With the Flex -d command line flag, why am I getting --(end of buffer or a NUL)?


I am using the -d flag when I run Flex, so that the scanner will generate debug messages. It works fine but the output contains some odd (unexpected) things. Below I show the output for a lexer that tokenizes names, numbers and newlines. Notice the first line of the output:

--(end of buffer or a NUL)

Huh? What is that?

Then there are a couple more towards the end. What are they all about?
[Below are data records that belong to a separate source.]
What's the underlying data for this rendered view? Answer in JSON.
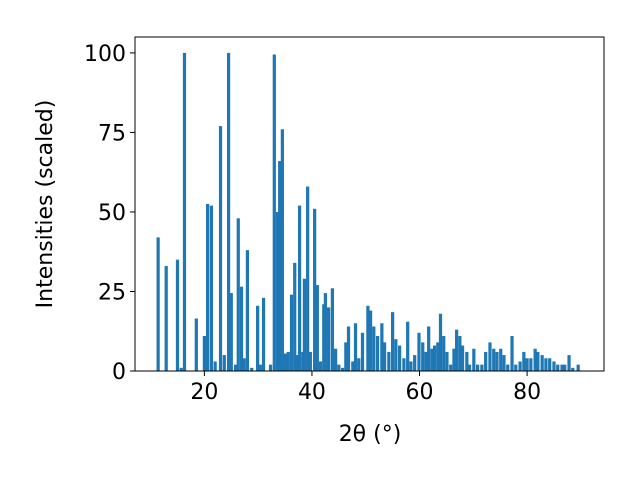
{
  "chart_data": {
    "type": "bar",
    "xlabel": "2θ (°)",
    "ylabel": "Intensities (scaled)",
    "color": "#1f77b4",
    "bar_width": 0.6,
    "x": [
      11.4,
      12.9,
      15.0,
      15.7,
      16.3,
      18.5,
      20.0,
      20.6,
      21.3,
      22.0,
      23.0,
      23.7,
      24.5,
      25.0,
      25.8,
      26.3,
      26.9,
      27.4,
      28.0,
      28.8,
      29.9,
      30.4,
      31.0,
      32.3,
      33.0,
      33.6,
      34.0,
      34.5,
      35.1,
      35.6,
      36.2,
      36.8,
      37.3,
      37.7,
      38.3,
      38.6,
      39.2,
      39.7,
      40.5,
      41.0,
      41.6,
      42.2,
      42.5,
      43.1,
      43.8,
      44.4,
      45.0,
      45.7,
      46.3,
      46.8,
      47.6,
      48.1,
      48.7,
      49.4,
      50.4,
      50.9,
      51.5,
      52.2,
      53.0,
      53.5,
      54.3,
      55.0,
      55.6,
      56.3,
      57.1,
      57.8,
      58.4,
      59.1,
      59.9,
      60.6,
      61.2,
      61.7,
      62.3,
      62.8,
      63.4,
      63.9,
      64.5,
      65.1,
      65.8,
      66.4,
      66.9,
      67.5,
      68.0,
      68.8,
      69.3,
      70.1,
      70.8,
      71.6,
      72.3,
      73.1,
      73.8,
      74.4,
      75.1,
      75.7,
      76.4,
      77.2,
      77.9,
      78.7,
      79.4,
      80.0,
      80.7,
      81.5,
      82.0,
      82.8,
      83.5,
      84.2,
      85.0,
      85.7,
      86.5,
      87.0,
      87.8,
      88.5,
      89.5
    ],
    "values": [
      42,
      33,
      35,
      1,
      100,
      16.5,
      11,
      52.5,
      52,
      3,
      77,
      5,
      100,
      24.5,
      2,
      48,
      26.5,
      4,
      38,
      1,
      20.5,
      2,
      23,
      2,
      99.5,
      50,
      66,
      76,
      5.5,
      6,
      24,
      34,
      5,
      52,
      6,
      29,
      58,
      6,
      51,
      27,
      3,
      21,
      24.5,
      20,
      26,
      7,
      2,
      1,
      9,
      14,
      3,
      15,
      4,
      12,
      20.5,
      19,
      14,
      11,
      15,
      9,
      6,
      18.5,
      10,
      8,
      4,
      15.5,
      3,
      5,
      12,
      9,
      6,
      14,
      7,
      8,
      9,
      18,
      11,
      6,
      2,
      7,
      13,
      11,
      8,
      6,
      2,
      7,
      2,
      2,
      6,
      9,
      7,
      6,
      7,
      5,
      2,
      11,
      2,
      3,
      6,
      4,
      4,
      7,
      6,
      5,
      4,
      4,
      3,
      2,
      2,
      2,
      5,
      1,
      2
    ],
    "xlim": [
      7.1,
      94.3
    ],
    "ylim": [
      0,
      105
    ],
    "xticks": [
      20,
      40,
      60,
      80
    ],
    "yticks": [
      0,
      25,
      50,
      75,
      100
    ]
  }
}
--(end of buffer or a NUL)
--accepting rule at line 5 ("John")
--accepting rule at line 7 ("
")
--accepting rule at line 6 ("24")
--accepting rule at line 7 ("
")
--accepting rule at line 5 ("Sally")
--accepting rule at line 7 ("
")
--accepting rule at line 6 ("30")
--accepting rule at line 7 ("
")
--accepting rule at line 5 ("Bill")
--accepting rule at line 7 ("
")
--(end of buffer or a NUL)
--accepting rule at line 6 ("36")
--(end of buffer or a NUL)
--EOF (start condition 0)

Solution

  • This message refers to the scanner's internal buffer. When you first call yylex(), the buffer is empty, since no input has been read. So the scanner reports that, and then fills its buffer by reading from yyin. (That's assuming that you haven't pre-established an input buffer using one of the yy_scan_*() functions.)

    I suppose that your input ends with a line containg 36 which is not terminated by a newline. So the scanner reads the characters 3 and 4, and then attempts to read another character, because the token might be longer. But there is no more data in the buffer. As before, the scanner reports that it reached the end of the buffer and then attempts to refill the buffer from yyin. But since there's nothing more to read, the scanner gets an EOF indication. That means that the token 36 is complete, and needs to be handled.

    Note that at this point, the buffer is empty, since nothing was read. So when yylex is called for the next token, it immediately encounters the end of buffer, which is reported. This time, though, it can't refill the buffer, because yyin has mo more data. So the scanner executes the <<EOF>> action.